The growing popularity of Minimally Invasive Surgeries (MIS) is leading to an increased adoption of endoscopy devices, according to a new report by health care market researcher GBI Research.

An increase in MIS is correlated with lower incidence of post-operative complications, minimal scarring and shorter hospital stays, which collectively act to improve surgery experiences both for hospitals and for the patient.

Recent retrospective data analysis carried out by Covidien claimed that compared to open surgeries, laparoscopic surgeries were associated with reduced risks of surgical site infection and a reduced need of blood transfusions. On average, an open surgery is $3,556 more expensive per case than a laparoscopic procedure and adds 2.25 days to the patient’s duration of hospitalization.

Endoscopy devices are also used to diagnose of gastrointestinal tract (GI) disorders. Capsule endoscope systems are now considered superior to conventional diagnostic procedures such as small bowel follow-through (SBFT), computed tomography enterography (CET) and ileoscopy.

GBI reports that an increase in health screenings and public awareness about colorectal cancer and related conditions have led to increased demand for colonoscopies, which are now eligible for reimbursement from Medicare and private payers. Colonoscopy is now the standard procedure for colorectal cancer (CRC). A World Health Organization study reported that colonoscopy screening procedures carried out from 2000– 2010 were responsible for a 77 percent reduced risk of CRC, due to early detection and removal of precancerous polyps in the colon. Nearly 60 percent of the eligible population of the U.S. has undergone CRC screening, largely due to the availability of reimbursement.
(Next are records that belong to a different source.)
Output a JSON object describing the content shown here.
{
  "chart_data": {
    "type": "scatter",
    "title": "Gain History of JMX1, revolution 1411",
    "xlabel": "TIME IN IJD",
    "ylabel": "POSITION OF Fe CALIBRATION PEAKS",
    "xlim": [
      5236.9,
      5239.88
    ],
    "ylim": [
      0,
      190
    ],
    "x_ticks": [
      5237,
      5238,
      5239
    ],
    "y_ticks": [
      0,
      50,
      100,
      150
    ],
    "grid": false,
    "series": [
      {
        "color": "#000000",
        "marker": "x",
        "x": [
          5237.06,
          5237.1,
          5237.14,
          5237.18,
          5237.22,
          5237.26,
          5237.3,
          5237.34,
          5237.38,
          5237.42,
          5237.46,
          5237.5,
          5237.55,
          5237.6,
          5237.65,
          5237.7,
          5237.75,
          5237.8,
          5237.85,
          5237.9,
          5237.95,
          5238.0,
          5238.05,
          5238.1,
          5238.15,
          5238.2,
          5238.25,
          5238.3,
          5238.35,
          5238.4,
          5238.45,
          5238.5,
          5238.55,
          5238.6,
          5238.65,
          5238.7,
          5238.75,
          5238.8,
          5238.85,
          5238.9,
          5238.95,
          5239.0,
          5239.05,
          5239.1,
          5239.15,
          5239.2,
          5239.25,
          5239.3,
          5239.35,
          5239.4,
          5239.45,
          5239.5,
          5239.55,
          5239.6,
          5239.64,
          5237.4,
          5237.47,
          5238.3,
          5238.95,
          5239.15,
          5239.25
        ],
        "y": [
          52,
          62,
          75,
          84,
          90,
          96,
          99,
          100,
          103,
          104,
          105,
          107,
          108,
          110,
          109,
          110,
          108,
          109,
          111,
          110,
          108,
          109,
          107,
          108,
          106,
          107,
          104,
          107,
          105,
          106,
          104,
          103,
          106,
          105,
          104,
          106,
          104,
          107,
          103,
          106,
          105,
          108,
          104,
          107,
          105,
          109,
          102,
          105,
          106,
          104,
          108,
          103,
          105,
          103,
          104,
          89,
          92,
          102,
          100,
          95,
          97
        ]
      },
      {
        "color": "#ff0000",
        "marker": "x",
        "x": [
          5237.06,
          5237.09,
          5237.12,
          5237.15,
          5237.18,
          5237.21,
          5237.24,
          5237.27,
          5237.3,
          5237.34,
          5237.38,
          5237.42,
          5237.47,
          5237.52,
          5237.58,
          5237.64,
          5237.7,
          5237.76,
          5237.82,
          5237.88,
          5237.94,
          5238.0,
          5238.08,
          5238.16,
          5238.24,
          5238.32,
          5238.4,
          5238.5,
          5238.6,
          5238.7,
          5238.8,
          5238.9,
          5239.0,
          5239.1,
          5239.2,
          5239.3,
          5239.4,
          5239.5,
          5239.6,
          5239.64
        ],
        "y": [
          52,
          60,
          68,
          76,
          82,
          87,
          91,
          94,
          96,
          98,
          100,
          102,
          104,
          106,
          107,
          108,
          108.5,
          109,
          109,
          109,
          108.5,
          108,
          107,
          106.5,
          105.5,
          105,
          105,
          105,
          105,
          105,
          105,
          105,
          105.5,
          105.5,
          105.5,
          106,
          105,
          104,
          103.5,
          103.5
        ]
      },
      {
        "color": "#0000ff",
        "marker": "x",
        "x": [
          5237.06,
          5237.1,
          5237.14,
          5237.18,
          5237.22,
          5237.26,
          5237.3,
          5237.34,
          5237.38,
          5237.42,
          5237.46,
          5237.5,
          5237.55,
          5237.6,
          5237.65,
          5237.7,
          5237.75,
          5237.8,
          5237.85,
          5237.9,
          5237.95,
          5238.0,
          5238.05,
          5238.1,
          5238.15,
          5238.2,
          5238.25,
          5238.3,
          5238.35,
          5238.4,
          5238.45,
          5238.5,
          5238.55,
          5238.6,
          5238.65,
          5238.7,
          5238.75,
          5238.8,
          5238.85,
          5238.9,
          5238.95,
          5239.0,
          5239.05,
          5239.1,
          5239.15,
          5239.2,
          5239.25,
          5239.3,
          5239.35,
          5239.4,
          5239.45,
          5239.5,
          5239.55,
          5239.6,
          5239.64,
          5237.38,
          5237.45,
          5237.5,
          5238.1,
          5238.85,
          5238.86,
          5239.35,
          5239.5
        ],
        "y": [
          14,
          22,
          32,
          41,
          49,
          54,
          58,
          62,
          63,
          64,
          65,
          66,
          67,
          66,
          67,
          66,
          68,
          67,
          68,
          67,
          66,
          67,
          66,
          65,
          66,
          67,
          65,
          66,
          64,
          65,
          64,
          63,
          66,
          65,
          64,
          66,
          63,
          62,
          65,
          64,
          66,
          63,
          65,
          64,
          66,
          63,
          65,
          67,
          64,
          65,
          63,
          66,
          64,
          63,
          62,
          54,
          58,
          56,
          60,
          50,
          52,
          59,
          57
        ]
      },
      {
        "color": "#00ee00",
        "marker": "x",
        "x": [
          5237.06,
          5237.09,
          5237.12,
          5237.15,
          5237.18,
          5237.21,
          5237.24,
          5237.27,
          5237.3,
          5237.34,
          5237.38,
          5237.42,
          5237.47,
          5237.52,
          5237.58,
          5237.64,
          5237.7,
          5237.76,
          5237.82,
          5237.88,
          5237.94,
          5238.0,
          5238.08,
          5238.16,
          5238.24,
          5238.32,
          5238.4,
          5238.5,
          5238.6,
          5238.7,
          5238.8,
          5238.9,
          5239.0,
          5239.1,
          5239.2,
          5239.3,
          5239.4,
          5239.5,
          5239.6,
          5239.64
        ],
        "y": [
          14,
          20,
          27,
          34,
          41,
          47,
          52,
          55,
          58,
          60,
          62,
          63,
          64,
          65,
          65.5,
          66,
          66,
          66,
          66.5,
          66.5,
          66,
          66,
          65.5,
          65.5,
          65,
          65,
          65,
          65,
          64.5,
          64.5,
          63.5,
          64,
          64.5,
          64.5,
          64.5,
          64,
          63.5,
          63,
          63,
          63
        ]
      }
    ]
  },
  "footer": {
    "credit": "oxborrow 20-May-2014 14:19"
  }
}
According to Jim Roselius, Vision Systems Group Manager for Panasonic System Communications, policy changes will drive the market for endoscopic devices – and the technology that makes viewing during procedures possible. “The act also includes incentives to increase hospital efforts to get medical images, especially endoscopic video, into the EMR (Electronic Medical Record) so there is another opportunity for additional devices and equipment. We believe the Affordable Care Act will ultimately lead to the implementation of newer technologies to increase efficiencies and the overall quality of surgical procedures.”

Roselius says Philips also expects growth in the market for high-end video technologies that accompany endoscopy procedures. Users value higher resolution and high definition systems, Roselius says, because sharper image quality means a more accurate view and better focus. Roselius expects 3D technologies to increase in popularity for similar reasons: “Since clinicians work in a 3D space on a patient, yet typically use standard 2D monitors, they usually have to interpret nonstereo depth cues available to feel the third dimension while performing surgeries. But with the advent of 3D imaging technologies in the endoscopy market, clinicians can better interpret those depth cues.”

Nearly 1.5 million MIS procedures are performed in the U.S annually, according to EndoEvolution, a medical device company. With increasing numbers of procedures, as well as advances in technology, GBI predicts that the global endoscopy devices market will reach nearly $6 billion by 2018.